In one case, I found an alternative facility called Warrior’s Heart that treated PTSD and other addictive disorders.  This facility had worked with other veterans like my son to help them overcome their medical and psychological issues.  However, one VA official denied him the care because she had a bed for him at her Biloxi, MS facility.  The medical director would not authorize my son’s participation in the program.


With his TBI conditions, James was not able to challenge his military and then VA doctors on his treatment plan.  Due to their HIPAA regulation interpretation, his wife, my husband, and I could not assist him with discussing a consistent approach to helping him.


As another Veterans Day approaches, I am advocating for Congress to change the laws concerning the treatment of veterans facing TBI and PTSD-related symptoms.  I am hoping that James’ treatment would motivate them to want to change the law concerning HIPAA and provide information to parents, a spouse, or another authorized guardian.


I would also want to see every military professional who is undergoing treatment have a consistent health plan that takes someone from active duty to a community treatment plan.  For some, a VA facility can provide those services.  However, in many cases, some better options exist to care for people like James.


When one doctor makes unneeded and significant changes to medical treatment, without the consent of the veteran or his designated family representative, Congress should authorize an independent commission to create an accredited veteran service advocate program. Similar to the veterans ‘service organizations set up by organizations such as the DAV, American Legion, and the VFW, these people could intervene to help people like James when a VA or DHA bureaucrat denies someone treatment or makes unneeded changes to his medical treatment plan.

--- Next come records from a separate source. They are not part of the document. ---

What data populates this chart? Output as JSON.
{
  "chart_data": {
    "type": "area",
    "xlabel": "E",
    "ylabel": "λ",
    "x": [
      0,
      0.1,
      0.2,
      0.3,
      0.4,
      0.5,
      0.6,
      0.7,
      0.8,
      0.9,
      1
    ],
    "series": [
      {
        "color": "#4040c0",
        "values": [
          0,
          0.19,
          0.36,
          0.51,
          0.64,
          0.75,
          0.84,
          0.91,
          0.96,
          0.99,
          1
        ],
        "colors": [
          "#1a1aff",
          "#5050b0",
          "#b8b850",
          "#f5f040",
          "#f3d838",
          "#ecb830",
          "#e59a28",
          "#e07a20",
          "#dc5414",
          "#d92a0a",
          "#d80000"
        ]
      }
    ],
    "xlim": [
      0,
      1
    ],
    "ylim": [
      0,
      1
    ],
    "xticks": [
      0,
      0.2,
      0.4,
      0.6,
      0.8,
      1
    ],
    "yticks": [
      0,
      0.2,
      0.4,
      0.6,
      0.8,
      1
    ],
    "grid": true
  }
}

Military professionals like my son deserve medical treatment to take care of their injuries.  When they can’t share some of their issues due to PTSD or TBI, they should have a family member assigned to assist them.  When this family protector is not available, having a qualified third-party counselor from the American Legion, Veterans of Foreign Wars or other organizations should have the authority to assist veterans like my son when needed.


Kathy Pokorny

Kathy Pokorny served as a civilian Navy nurse for nearly 18 years, helping many of her patients with their transition from military service to care within the VA system.